Greece is expected to get final authorization to receive $170 billion in bailout funds Thursday, The Wall Street Journal reports, as Greek Prime Minister Lucas Papademos meets with European officials. On Feb. 29, Greek lawmakers voted 203-58 in favour of steep spending cuts worth about $4.3 billion. According to Bloomberg News, the cuts affect government workers who will see their pensions and wages slashed:
Pension and wage cuts are reducing state spending and changes to labor rules are liberalizing the jobs market. The measures are also driving the economy deeper into a recession and fanning discontent among Greeks as unemployment has jumped to 21 percent. The economy shrank 6.8 percent last year and is set to contract for a fifth year in 2012.
Meanwhile, the Associated Press reports that investors hoping for insurance compensation from an agreement to reduce the amount Greece owes its bondholders will not see the billions they expected, at least for now:
Heavily indebted Greece and its bondholders agreed on a debt swap last week that would reduce the face value of their holdings by 53.5 percent. (…)
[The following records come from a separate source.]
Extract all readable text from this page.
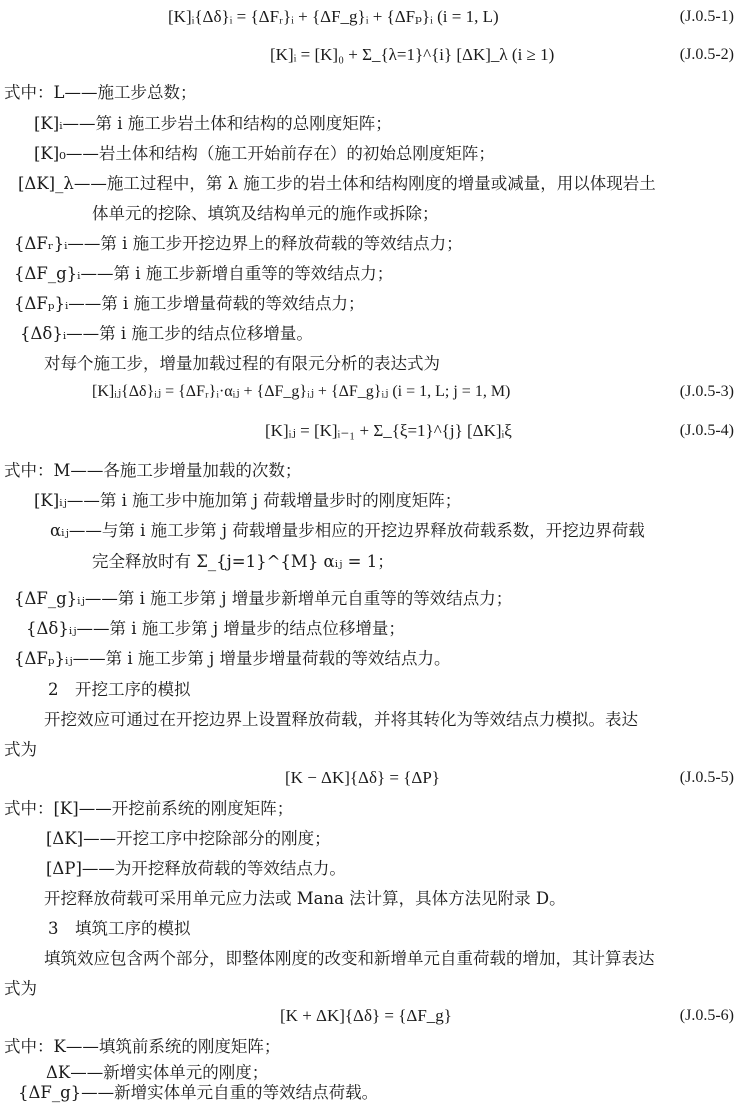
[K]ᵢ{Δδ}ᵢ = {ΔFᵣ}ᵢ + {ΔF_g}ᵢ + {ΔFₚ}ᵢ (i = 1, L)	(J.0.5-1)
[K]ᵢ = [K]₀ + Σ_{λ=1}^{i} [ΔK]_λ (i ≥ 1)	(J.0.5-2)
式中：L——施工步总数；
[K]ᵢ——第 i 施工步岩土体和结构的总刚度矩阵；
[K]₀——岩土体和结构（施工开始前存在）的初始总刚度矩阵；
[ΔK]_λ——施工过程中，第 λ 施工步的岩土体和结构刚度的增量或减量，用以体现岩土
体单元的挖除、填筑及结构单元的施作或拆除；
{ΔFᵣ}ᵢ——第 i 施工步开挖边界上的释放荷载的等效结点力；
{ΔF_g}ᵢ——第 i 施工步新增自重等的等效结点力；
{ΔFₚ}ᵢ——第 i 施工步增量荷载的等效结点力；
{Δδ}ᵢ——第 i 施工步的结点位移增量。
对每个施工步，增量加载过程的有限元分析的表达式为
[K]ᵢⱼ{Δδ}ᵢⱼ = {ΔFᵣ}ᵢ·αᵢⱼ + {ΔF_g}ᵢⱼ + {ΔF_g}ᵢⱼ (i = 1, L; j = 1, M)	(J.0.5-3)
[K]ᵢⱼ = [K]ᵢ₋₁ + Σ_{ξ=1}^{j} [ΔK]ᵢξ	(J.0.5-4)
式中：M——各施工步增量加载的次数；
[K]ᵢⱼ——第 i 施工步中施加第 j 荷载增量步时的刚度矩阵；
αᵢⱼ——与第 i 施工步第 j 荷载增量步相应的开挖边界释放荷载系数，开挖边界荷载
完全释放时有 Σ_{j=1}^{M} αᵢⱼ = 1；
{ΔF_g}ᵢⱼ——第 i 施工步第 j 增量步新增单元自重等的等效结点力；
{Δδ}ᵢⱼ——第 i 施工步第 j 增量步的结点位移增量；
{ΔFₚ}ᵢⱼ——第 i 施工步第 j 增量步增量荷载的等效结点力。
2　开挖工序的模拟
开挖效应可通过在开挖边界上设置释放荷载，并将其转化为等效结点力模拟。表达
式为
[K − ΔK]{Δδ} = {ΔP}	(J.0.5-5)
式中：[K]——开挖前系统的刚度矩阵；
[ΔK]——开挖工序中挖除部分的刚度；
[ΔP]——为开挖释放荷载的等效结点力。
开挖释放荷载可采用单元应力法或 Mana 法计算，具体方法见附录 D。
3　填筑工序的模拟
填筑效应包含两个部分，即整体刚度的改变和新增单元自重荷载的增加，其计算表达
式为
[K + ΔK]{Δδ} = {ΔF_g}	(J.0.5-6)
式中：K——填筑前系统的刚度矩阵；
ΔK——新增实体单元的刚度；
{ΔF_g}——新增实体单元自重的等效结点荷载。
The panel, which had been convened by the International Swaps and Derivatives Association, had been asked by investors to rule whether the bond swap agreement constituted a so-called “credit event”. This would have meant that bondholders who hold credit-default swaps — complex financial products that act as insurance against default — would have been paid off.
The committee, meeting in New York and London, ruled that the Greek bond deal was still being carried out and did not yet constitute a credit event — but that the question could come up again.
UPDATE: Greece will have to wait another week before it can secure its bailout funds. The BBC is reporting European leader who met with Prime Minister Papademos said the bailout must await the debt swap with private bondholders on Mar. 8.